I'm a C# programmer trying to understand some Python code. The code in question is a generator function, and looks like this:
def func():
oldValue = curValue
yield
curValue = oldValue
If I understand this correctly, this will generate a iterable sequence with one member. However, there is no expression after the yield
statement. What is such an expression-less statement supposed to yield? Are there any Python idioms that make use of this way of coding?
What Is Yield In Python? The Yield keyword in Python is similar to a return statement used for returning values or objects in Python. However, there is a slight difference. The yield statement returns a generator object to the one who calls the function which contains yield, instead of simply returning a value.
The yield statement suspends function's execution and sends a value back to the caller, but retains enough state to enable function to resume where it is left off. When resumed, the function continues execution immediately after the last yield run.
When the Python yield statement is hit, the program suspends function execution and returns the yielded value to the caller. (In contrast, return stops function execution completely.)
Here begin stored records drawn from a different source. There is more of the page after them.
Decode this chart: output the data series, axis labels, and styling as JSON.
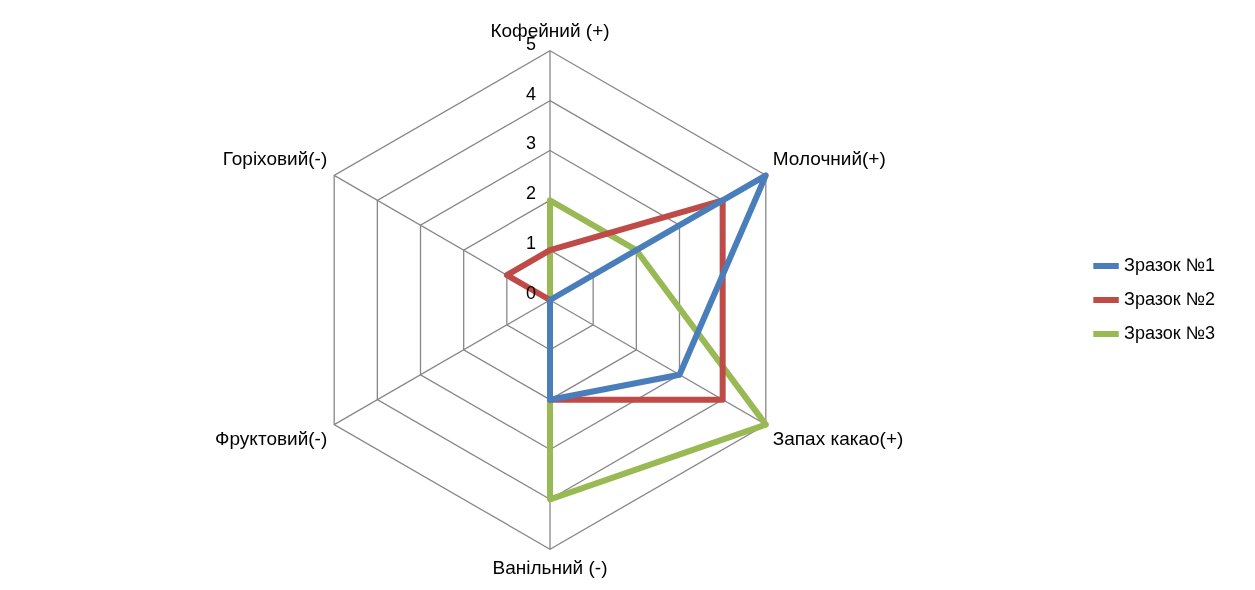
{
  "chart_data": {
    "type": "radar",
    "categories": [
      "Кофейний (+)",
      "Молочний(+)",
      "Запах какао(+)",
      "Ванільний (-)",
      "Фруктовий(-)",
      "Горіховий(-)"
    ],
    "series": [
      {
        "name": "Зразок №1",
        "color": "#4a7ebb",
        "values": [
          0,
          5,
          3,
          2,
          0,
          0
        ]
      },
      {
        "name": "Зразок №2",
        "color": "#be4b48",
        "values": [
          1,
          4,
          4,
          2,
          0,
          1
        ]
      },
      {
        "name": "Зразок №3",
        "color": "#98b954",
        "values": [
          2,
          2,
          5,
          4,
          0,
          0
        ]
      }
    ],
    "ylim": [
      0,
      5
    ],
    "yticks": [
      0,
      1,
      2,
      3,
      4,
      5
    ],
    "grid": true,
    "legend": "right"
  }
}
yield in Python can be used like the return statement in a function. When done so, the function instead of returning the output, it returns a generator that can be iterated upon. You can then iterate through the generator to extract items. Iterating is done using a for loop or simply using the next() function.
It'll yield None
; just like an empty return
expression would:
>>> def func():
... yield
...
>>> f = func()
>>> next(f) is None
True
You'd use it to pause code. Everything before the yield
is run when you first call next()
on the generator, everything after the yield
is only run when you call next()
on it again:
>>> def func():
... print("Run this first for a while")
... yield
... print("Run this last, but only when we want it to")
...
>>> f = func()
>>> next(f, None)
Run this first for a while
>>> next(f, None)
Run this last, but only when we want it to
I used the two-argument form of next()
to ignore the StopIteration
exception thrown. The above doesn't care what is yield
ed, only that the function is paused at that point.
For a practical example, the @contextlib.contextmanager
decorator fully expects you to use yield
in this manner; you can optionally yield
an object to use in the with ... as
target. The point is that everything before the yield
is run when the context is entered, everything after is run when the context is exited.